Menschen konkurrieren überall miteinander. Um Ressourcen, um Leistungen, um Anerkennung und auch um Liebe. Zwar muss wahre Zuneigung nicht verdient werden, doch die Evolution kennt nun mal keine Romantik, sondern nur die – vorgeblich – beste Kombination an Erbgut. Wenn Frauen ihre Partner nach verschiedenen Kriterien abklopfen, dann testen sie, ob er als Vater für gemeinsame Kinder in Frage käme. Selbst wenn Familiengründung gedanklich noch ganz weit weg ist, dieses Auswahlprogramm beeinflusst die Partnersuche auch bei modernen Großstädtern. Das spüren Männer schon sehr früh, wenn sie sich bereits als Jungen miteinander messen und angehalten werden, das zu tun. Natürlich geht es auch um Erfolge in der Gruppe und als Team, aber da ist die Erkenntnis bereits gesetzt: Mann, du musst in irgendwas der Beste sein, mit etwas aus der Masse herausragen, damit du eine tolle Frau von dir überzeugen kannst. Deshalb ist ein Speed-Dating auch gerne mal laut. Weil Mann sich gegenseitig übertönen möchte.
Aber stimmt es heute noch, dass Frauen einzig auf den Anführer stehen?

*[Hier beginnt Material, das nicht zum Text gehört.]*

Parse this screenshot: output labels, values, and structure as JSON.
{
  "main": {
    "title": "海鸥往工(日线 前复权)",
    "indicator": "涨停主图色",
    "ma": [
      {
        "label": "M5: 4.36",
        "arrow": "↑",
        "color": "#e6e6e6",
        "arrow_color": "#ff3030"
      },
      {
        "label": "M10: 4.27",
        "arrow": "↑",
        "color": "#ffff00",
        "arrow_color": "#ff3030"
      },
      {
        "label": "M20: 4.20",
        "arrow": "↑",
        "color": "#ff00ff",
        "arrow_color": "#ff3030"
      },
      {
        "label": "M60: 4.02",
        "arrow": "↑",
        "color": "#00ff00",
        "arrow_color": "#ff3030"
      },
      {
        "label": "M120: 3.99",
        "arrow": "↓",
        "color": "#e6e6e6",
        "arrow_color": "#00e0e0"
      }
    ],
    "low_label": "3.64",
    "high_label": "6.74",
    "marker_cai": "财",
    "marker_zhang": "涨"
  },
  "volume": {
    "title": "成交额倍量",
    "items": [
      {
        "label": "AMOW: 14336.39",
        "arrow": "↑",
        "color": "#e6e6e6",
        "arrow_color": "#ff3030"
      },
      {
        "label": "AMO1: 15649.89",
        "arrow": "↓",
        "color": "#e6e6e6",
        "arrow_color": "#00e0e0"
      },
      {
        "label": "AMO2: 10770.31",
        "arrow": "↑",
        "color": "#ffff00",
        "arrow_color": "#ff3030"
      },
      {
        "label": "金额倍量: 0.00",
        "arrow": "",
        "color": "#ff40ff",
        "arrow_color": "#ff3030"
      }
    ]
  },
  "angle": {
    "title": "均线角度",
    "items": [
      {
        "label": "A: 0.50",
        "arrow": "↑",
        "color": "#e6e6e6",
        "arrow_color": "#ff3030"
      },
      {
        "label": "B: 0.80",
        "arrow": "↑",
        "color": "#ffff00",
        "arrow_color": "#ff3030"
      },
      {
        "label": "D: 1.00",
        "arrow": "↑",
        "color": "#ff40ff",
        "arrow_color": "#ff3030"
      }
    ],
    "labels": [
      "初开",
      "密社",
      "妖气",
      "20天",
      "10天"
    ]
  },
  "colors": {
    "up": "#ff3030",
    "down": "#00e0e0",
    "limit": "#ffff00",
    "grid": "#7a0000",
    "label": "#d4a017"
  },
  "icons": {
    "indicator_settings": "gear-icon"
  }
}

Nun, nicht unbedingt. Wir wissen heute, dass die Beziehung der Eltern eine große Rolle spielt, welche Verhaltensweisen wir von unserem Partner erwarten: So, wie sie sich für uns vertraut anfühlen. Also wie unsere Eltern oder Bezugspersonen sich verhielten. Allerdings ist da durchaus ein stammesgeschichtliches Erbe übrig: Forschungen haben gezeigt, dass Frauen – gerade beim Speed-Dating – wenn sie einen Raum betreten, sofort erfassen, welcher Mann dort die Alpha-Position innehat. Dies machen sie über seine Körperhaltung aus, wie viel Platz er beansprucht und wie andere Männer sich ihm gegenüber verhalten. Er hat sofort einen Bonus gegenüber den anderen Kandidaten. An dem Klischee, alle Cheerleader wollen den Quaterback, ist demnach immer noch etwas dran. Konfliktverhalten, Kommunikationsstil, Humor – alles wichtige Qualitäten. Sieger zu sein – oder sein zu können – aber ebenso. Frauen wählen nicht gerne den Zweitbesten.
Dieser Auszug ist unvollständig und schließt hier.